Словосочетание «визуальная метафора», строго говоря, тавтология: метафора всегда визуальна, всегда содержит сильный зрительный образ. Синестезия – единственное исключение, и то большой вопрос, можем ли мы представить себе вкус борща и сравнить его со звуком тромбона, не представив себе тарелку борща и тромбон.
Словом «синестезия» называется еще и нейрологический феномен, при котором мозг путает каналы поступления чувственной информации. Синестеты видят звук, слышат запахи, осязают цвета. Для большинства такие чувственные опыты недоступны, но все мы отлично понимаем, что такое теплый цвет или мягкий вкус. В этом смысле синестезия – чисто интеллектуальный прием: мы держим в одной руке, например, визуальное впечатление (рука здесь – метафора той области чувственной памяти, что связана с конкретным органом восприятия), а второй рукой перебираем звуковые, вкусовые, тактильные ощущения в поисках наиболее подходящего или наименее неподходящего. Когда мы осознаем, вербализуем впечатление и пропускаем через соседние органы чувств, оно заостряется и сильнее врезается в память.
Я впервые осмысленно столкнулся с синестезией в юности, прочитав в журнале «Крокодил» эпиграмму Валентина Гафта на актрису Татьяну Доронину:
Гафт окрашивает и обогащает знакомый образ («Любите ли вы театр так, как люблю его я?» – с сильным придыханием) вкусом и запахом, которые вдобавок противоречат друг другу. И борщ, и духи вызывают позитивные ассоциации, но только по отдельности: духи приятно пахнут, но ужасны на вкус. Смешивая вкус с запахом (и с внешностью Дорониной), Гафт создает синестетический оксюморон, и это тот самый внутренний конфликт, противоречие, которое становится двигателем портрета. Вдобавок, начиная с третьей строки, в тексте появляется аллитерация шипящих, которая добавляет к накалыванию «Шанели» в щи шипения, как будто это волшебное зелье и из щей идет зеленоватый дымок.
Эл Хиршфельд – безусловный король графической эпиграммы. Его работы – летопись театрального Бродвея почти за столетие, начиная с конца 1920-х годов и заканчивая началом 2000-х. Портрет братьев Гершвин – яркий пример музыкальной синестезии в графике. Извилистые линии, удары черного цвета и фактурные, шершавые участки, к которым присоединяется подпись справа, не просто ритмизируют лист, они разнесены по частотам и функциям, подобно камерному музыкальному трио: скрипка, контрабас и, например, стиральная доска, каждый инструмент ведет свою партию.
Эл Хиршфельд
Портрет Джорджа и Айры Гершвинов
Синестетический опыт не обязательно формируют элементы изображения самого героя. В «Песне для Боба Дилана» Дэвид Боуи сравнивает его голос со смесью песка и клея (мне, к слову, голос Дилана кажется лимонным соком, особенно в сочетании с губной гармоникой). Визуально такая метафора может проявиться через фактуру. В процессе работы этот элемент находится на одной из последних стадий, но решение о синестетическом звучании портрета нужно принимать в самом начале, отталкиваясь от того, какие ощущения вызывает герой. Здесь нужно либо выбрать инструмент, который сразу сообщит изображению специфическую фактуру (акварель, уголь, фотоколлаж), либо запасти место для маневра на финальной стадии, когда фактура будет создаваться цифровыми средствами, детализацией или орнаментом. То же касается цвета.

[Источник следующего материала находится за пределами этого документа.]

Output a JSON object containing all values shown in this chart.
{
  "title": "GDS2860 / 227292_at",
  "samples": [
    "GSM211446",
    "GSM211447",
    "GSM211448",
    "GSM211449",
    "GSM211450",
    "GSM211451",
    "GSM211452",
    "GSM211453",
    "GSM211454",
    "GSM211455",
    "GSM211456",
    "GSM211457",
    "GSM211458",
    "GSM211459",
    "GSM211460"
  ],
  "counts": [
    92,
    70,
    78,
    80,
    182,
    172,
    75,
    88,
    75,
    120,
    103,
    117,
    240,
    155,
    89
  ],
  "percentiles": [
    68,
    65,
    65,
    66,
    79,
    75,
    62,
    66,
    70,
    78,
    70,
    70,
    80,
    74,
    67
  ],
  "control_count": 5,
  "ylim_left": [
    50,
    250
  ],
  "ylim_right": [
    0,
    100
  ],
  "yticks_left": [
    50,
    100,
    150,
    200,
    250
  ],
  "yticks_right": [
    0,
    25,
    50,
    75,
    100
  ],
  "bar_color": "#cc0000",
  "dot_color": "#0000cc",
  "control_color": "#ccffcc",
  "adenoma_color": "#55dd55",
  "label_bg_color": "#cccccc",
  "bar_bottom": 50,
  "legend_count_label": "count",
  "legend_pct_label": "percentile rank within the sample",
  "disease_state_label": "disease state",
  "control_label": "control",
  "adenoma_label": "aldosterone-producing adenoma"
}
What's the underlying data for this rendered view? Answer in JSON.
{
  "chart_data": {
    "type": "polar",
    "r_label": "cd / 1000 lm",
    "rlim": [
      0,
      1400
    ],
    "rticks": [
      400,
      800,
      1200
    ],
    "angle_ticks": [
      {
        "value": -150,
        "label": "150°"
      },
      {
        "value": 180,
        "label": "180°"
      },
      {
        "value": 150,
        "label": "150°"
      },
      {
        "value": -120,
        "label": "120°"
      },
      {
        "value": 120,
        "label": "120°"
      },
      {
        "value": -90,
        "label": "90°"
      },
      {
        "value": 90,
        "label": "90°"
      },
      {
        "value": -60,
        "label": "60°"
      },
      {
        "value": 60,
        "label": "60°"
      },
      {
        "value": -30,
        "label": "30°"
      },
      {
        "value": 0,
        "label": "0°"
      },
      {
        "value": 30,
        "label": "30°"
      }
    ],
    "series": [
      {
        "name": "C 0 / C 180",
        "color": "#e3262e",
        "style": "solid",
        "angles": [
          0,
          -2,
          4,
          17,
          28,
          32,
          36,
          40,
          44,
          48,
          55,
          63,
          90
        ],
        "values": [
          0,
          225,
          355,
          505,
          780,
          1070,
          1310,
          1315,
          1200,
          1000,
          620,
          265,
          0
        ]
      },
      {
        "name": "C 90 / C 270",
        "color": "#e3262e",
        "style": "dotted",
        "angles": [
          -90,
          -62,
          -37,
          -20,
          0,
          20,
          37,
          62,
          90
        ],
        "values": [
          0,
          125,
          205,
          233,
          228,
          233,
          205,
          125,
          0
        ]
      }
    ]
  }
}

Синестезия – универсальный ключ к визуальному опыту. Мы рождаемся полными синеететами, все наши младенческие опыты абсолютно целостны: яблоко – прохладнокислосочнокраснотяжелое, кошка – пушистотепломягкоурчащая и т. д. Ребенок всё тащит в рот потому, что ему необходимо знать, каков предмет на вкус и на ощупь языком, чтобы завершить процесс познания. Тот, кому приходилось учить ребенка различать цвета, знает, как бесит на определенном этапе его неспособность понять, что огурец зеленый и крокодил тоже, что синий кубик синий, как небо. Перед ребенком стоит невероятно сложная задача отделить, абстрагировать цвет от суммарного опыта столкновения с предметом. Зеленый цвет огурца и зеленый цвет нарисованного крокодила для него никак не связаны между собой, это кардинально разные опыты. Обучение языку – это обучение абстракции: язык разрушает, расслаивает наши целостные опыты на слова («синий», «тяжелый», «сладкий»). У «настоящих» синестетов этот процесс нарушен, но все мы в глубине остаемся детьми и от всех опытов ждем целостности. Слушая музыку, мы притопываем ногой и закрываем глаза: так к слуховому впечатлению добавляется телесное, осязательное, механическое, а лишняя, неадекватная этому опыту визуальная информация блокируется, освобождая место воображению.